AWS Certified Solutions Architect – Associate (SAA-C03) — Question 662

A city has deployed a web application running on Amazon EC2 instances behind an Application Load Balancer (ALB). The application's users have reported sporadic performance, which appears to be related to DDoS attacks originating from random IP addresses. The city needs a solution that requires minimal configuration changes and provides an audit trail for the DDoS sources.

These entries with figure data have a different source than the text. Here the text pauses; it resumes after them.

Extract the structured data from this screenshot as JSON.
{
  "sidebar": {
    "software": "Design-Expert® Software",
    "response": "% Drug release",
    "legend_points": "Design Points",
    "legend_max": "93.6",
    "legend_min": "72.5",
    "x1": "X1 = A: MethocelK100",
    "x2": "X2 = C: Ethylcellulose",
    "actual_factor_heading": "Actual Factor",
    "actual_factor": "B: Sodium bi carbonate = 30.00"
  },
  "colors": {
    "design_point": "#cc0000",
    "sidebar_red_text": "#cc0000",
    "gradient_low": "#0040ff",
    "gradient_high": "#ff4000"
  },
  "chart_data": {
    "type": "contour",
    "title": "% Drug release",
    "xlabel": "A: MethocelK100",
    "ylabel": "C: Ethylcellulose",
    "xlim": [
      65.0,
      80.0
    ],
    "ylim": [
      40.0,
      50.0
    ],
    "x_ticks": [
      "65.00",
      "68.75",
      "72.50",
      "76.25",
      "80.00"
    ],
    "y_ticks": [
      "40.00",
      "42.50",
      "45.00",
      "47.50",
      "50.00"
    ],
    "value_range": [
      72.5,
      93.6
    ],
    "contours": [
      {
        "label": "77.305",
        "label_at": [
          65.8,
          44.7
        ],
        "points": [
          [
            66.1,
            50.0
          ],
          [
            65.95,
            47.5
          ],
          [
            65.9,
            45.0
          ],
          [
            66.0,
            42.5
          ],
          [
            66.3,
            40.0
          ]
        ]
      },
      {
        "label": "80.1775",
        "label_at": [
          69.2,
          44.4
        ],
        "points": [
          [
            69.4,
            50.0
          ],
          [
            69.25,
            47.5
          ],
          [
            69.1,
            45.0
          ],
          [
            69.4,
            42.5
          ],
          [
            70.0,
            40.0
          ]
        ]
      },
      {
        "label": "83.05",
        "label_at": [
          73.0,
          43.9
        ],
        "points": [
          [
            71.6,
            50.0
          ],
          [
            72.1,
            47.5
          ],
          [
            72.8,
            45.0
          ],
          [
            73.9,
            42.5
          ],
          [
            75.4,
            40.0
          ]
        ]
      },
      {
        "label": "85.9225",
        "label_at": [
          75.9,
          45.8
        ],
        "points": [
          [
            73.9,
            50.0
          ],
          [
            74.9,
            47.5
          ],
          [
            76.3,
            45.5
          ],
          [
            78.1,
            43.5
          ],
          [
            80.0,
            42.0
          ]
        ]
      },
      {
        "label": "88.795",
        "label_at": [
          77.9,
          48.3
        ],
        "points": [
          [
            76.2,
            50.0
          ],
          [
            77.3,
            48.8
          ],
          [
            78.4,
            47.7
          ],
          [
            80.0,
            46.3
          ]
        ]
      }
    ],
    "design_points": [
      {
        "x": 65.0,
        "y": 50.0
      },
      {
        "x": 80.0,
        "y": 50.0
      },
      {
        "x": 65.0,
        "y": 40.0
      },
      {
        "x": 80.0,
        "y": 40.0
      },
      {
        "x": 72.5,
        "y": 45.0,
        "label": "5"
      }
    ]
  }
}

Which solution meets these requirements?

Answer options

• A. Enable an AWS WAF web ACL on the ALB, and configure rules to block traffic from unknown sources.
• B. Subscribe to Amazon Inspector. Engage the AWS DDoS Response Team (DRT) to integrate mitigating controls into the service.
• C. Subscribe to AWS Shield Advanced. Engage the AWS DDoS Response Team (DRT) to integrate mitigating controls into the service.
• D. Create an Amazon CloudFront distribution for the application, and set the ALB as the origin. Enable an AWS WAF web ACL on the distribution, and configure rules to block traffic from unknown sources

Correct answer: C

Explanation

AWS Shield Advanced provides managed DDoS protection directly on the ALB and includes access to the AWS DDoS Response Team (DRT) and comprehensive post-attack diagnostics for auditing, satisfying the minimal configuration constraint. Amazon Inspector is a vulnerability scanner rather than a DDoS protection service, ruling out Option B. Options A and D introduce significant operational overhead and architectural changes, such as setting up Amazon CloudFront or manually writing complex AWS WAF rules.